- Directed by: Sarvottam Badami
- Produced by: Sagar Movietone
- Starring: Nungambakkam Janaki Rukmini
- Production company: Sagar Movietone
- Release date: 1932;
- Country: India
- Language: Tamil

= Harishchandra (1932 film) =

1932 film

Harishchandra is a 1932 Tamil mythological film directed by Raja Chandrasekhar and Sarvottam Badami for Sagar Movietone. T.C. Vadivelu Naicker is another name cited as an earlier co-director. The film was the third Tamil talkie produced. The first Tamil talkie was Kalidas (1931), produced by Imperial Movietone and directed by H. M. Reddy. The second Tamil sound film was Galava Rishi, produced by Sagar Movietone and directed by Sarvottam Badami. The cast included Nungambakkam Janaki and Rukmini.

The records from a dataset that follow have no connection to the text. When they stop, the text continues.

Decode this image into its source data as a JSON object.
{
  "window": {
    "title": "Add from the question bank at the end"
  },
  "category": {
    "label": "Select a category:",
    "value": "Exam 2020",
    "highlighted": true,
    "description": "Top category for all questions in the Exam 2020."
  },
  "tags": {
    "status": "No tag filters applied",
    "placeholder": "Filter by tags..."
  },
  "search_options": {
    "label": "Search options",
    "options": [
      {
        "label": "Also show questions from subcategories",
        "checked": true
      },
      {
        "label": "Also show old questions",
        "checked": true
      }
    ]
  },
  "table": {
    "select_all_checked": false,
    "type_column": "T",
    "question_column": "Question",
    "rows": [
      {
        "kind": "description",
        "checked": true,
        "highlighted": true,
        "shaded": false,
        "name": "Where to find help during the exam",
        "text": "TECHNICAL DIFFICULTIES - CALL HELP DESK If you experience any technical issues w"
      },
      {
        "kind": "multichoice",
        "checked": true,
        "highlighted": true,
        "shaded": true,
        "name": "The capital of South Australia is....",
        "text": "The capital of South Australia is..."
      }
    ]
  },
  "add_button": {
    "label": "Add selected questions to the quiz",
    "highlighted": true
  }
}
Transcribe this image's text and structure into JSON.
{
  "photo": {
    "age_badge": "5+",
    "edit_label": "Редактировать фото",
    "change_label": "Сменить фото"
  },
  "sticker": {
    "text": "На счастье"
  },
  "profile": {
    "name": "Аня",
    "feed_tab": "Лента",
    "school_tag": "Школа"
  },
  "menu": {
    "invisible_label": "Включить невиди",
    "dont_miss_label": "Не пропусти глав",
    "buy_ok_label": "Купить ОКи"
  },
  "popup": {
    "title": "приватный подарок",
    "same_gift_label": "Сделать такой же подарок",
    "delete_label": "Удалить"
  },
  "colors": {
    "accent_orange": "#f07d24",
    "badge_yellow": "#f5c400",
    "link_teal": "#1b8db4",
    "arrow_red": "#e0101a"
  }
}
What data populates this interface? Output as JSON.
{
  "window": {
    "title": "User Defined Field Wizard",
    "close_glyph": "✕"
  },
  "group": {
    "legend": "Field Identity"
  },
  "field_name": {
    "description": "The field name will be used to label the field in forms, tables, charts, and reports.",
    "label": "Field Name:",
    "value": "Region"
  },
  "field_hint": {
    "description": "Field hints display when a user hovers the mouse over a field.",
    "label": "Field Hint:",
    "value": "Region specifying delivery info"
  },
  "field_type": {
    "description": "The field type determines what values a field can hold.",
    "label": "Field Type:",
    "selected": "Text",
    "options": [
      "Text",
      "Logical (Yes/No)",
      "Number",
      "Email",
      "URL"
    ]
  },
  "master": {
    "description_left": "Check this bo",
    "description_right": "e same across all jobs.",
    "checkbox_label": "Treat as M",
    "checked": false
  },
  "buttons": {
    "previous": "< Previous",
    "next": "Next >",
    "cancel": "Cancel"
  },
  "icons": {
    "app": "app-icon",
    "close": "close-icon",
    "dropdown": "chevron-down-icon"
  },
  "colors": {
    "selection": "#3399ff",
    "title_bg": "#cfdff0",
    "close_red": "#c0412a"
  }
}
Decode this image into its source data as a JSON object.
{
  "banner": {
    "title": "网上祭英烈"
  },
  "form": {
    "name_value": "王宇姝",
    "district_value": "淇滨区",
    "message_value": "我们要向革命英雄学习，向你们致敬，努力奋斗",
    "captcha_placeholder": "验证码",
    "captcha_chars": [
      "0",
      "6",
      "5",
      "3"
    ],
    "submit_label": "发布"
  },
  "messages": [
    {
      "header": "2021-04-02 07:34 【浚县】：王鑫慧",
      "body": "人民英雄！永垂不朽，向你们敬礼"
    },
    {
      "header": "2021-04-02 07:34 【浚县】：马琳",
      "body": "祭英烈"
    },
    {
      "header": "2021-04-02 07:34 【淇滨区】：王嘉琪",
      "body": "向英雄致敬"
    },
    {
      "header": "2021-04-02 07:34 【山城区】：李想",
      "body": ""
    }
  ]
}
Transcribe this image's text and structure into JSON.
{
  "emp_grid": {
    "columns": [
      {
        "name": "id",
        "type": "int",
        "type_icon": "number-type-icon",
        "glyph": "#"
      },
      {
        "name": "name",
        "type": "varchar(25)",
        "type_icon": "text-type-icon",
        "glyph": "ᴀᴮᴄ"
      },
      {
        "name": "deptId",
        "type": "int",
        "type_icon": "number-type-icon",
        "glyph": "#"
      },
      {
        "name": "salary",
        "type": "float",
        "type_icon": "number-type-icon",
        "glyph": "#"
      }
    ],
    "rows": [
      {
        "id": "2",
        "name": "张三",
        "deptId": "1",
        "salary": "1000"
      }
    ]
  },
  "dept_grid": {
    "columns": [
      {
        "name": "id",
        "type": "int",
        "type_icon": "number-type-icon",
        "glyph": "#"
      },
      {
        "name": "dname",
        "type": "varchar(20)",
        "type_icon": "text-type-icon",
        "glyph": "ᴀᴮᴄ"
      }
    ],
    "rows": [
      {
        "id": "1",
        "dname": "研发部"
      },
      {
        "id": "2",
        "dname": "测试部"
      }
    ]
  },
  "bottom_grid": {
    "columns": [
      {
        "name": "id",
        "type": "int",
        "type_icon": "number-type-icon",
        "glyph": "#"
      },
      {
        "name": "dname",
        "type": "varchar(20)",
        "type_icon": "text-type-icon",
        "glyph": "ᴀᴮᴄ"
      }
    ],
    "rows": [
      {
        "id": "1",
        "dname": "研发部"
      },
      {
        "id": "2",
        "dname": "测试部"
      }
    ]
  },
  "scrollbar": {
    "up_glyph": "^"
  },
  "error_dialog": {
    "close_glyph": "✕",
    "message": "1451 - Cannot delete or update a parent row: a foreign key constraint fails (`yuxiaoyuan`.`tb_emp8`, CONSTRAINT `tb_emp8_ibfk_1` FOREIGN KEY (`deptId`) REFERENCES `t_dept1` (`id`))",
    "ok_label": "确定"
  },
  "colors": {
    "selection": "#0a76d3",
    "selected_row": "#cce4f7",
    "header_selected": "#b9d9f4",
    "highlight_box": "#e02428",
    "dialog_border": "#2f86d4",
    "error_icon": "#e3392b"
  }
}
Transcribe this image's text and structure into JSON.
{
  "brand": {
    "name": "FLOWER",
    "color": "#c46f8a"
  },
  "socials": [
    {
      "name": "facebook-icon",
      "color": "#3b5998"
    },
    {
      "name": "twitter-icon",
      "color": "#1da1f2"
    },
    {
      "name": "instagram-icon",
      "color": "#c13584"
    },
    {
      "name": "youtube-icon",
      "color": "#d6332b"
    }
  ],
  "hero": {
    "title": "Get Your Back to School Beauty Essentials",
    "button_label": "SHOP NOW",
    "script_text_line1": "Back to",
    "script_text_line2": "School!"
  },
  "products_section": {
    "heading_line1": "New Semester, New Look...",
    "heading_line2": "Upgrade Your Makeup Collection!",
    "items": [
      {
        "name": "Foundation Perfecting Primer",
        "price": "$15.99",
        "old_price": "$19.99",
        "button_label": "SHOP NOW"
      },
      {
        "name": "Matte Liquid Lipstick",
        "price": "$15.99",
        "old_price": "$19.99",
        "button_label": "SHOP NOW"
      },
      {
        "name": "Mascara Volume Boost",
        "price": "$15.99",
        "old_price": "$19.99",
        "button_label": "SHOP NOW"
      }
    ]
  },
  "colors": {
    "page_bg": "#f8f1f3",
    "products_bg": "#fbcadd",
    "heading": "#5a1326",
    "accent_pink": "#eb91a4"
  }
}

The film was inspired by the first Indian film Raja Harishchandra, and involved the story of the legendary King Harishchandra, who in the process of sticking to his principles of honesty and keeping his vows made, suffers through loss of kingdom, family, and penury.

==Plot==
Raja Harishchandra is approached by the sage Vishwamitra and asked to fulfil a vow he made the latter in his dream of bequeathing his entire kingdom to him. The Raja does so and prepares to leave the kingdom with his wife Taramati, and son Rohtas. Vishwamitra further claims that the king owes him another boon and in order to pay, Harishchandra has to sell his wife and son as bonded labourers in a Brahmin's house. He works as a helper in the mortuary grounds. After several tribulations, the Gods are happy with Harishchandra's penances and they restore his kingdom and family, offering him a place in heaven.

==Production==
According to Bhaskaran, Harishchandra was made in twenty-one days and hence important elements like continuity were lost in the rush of filming. The film was less than half completed when the original director who has been cited either as a German, or Naicker himself, ceased working on the film. Badami then a young man of nineteen years stepped in to complete the film. The finished product was well-appreciated by the audiences becoming a hit at the box-office.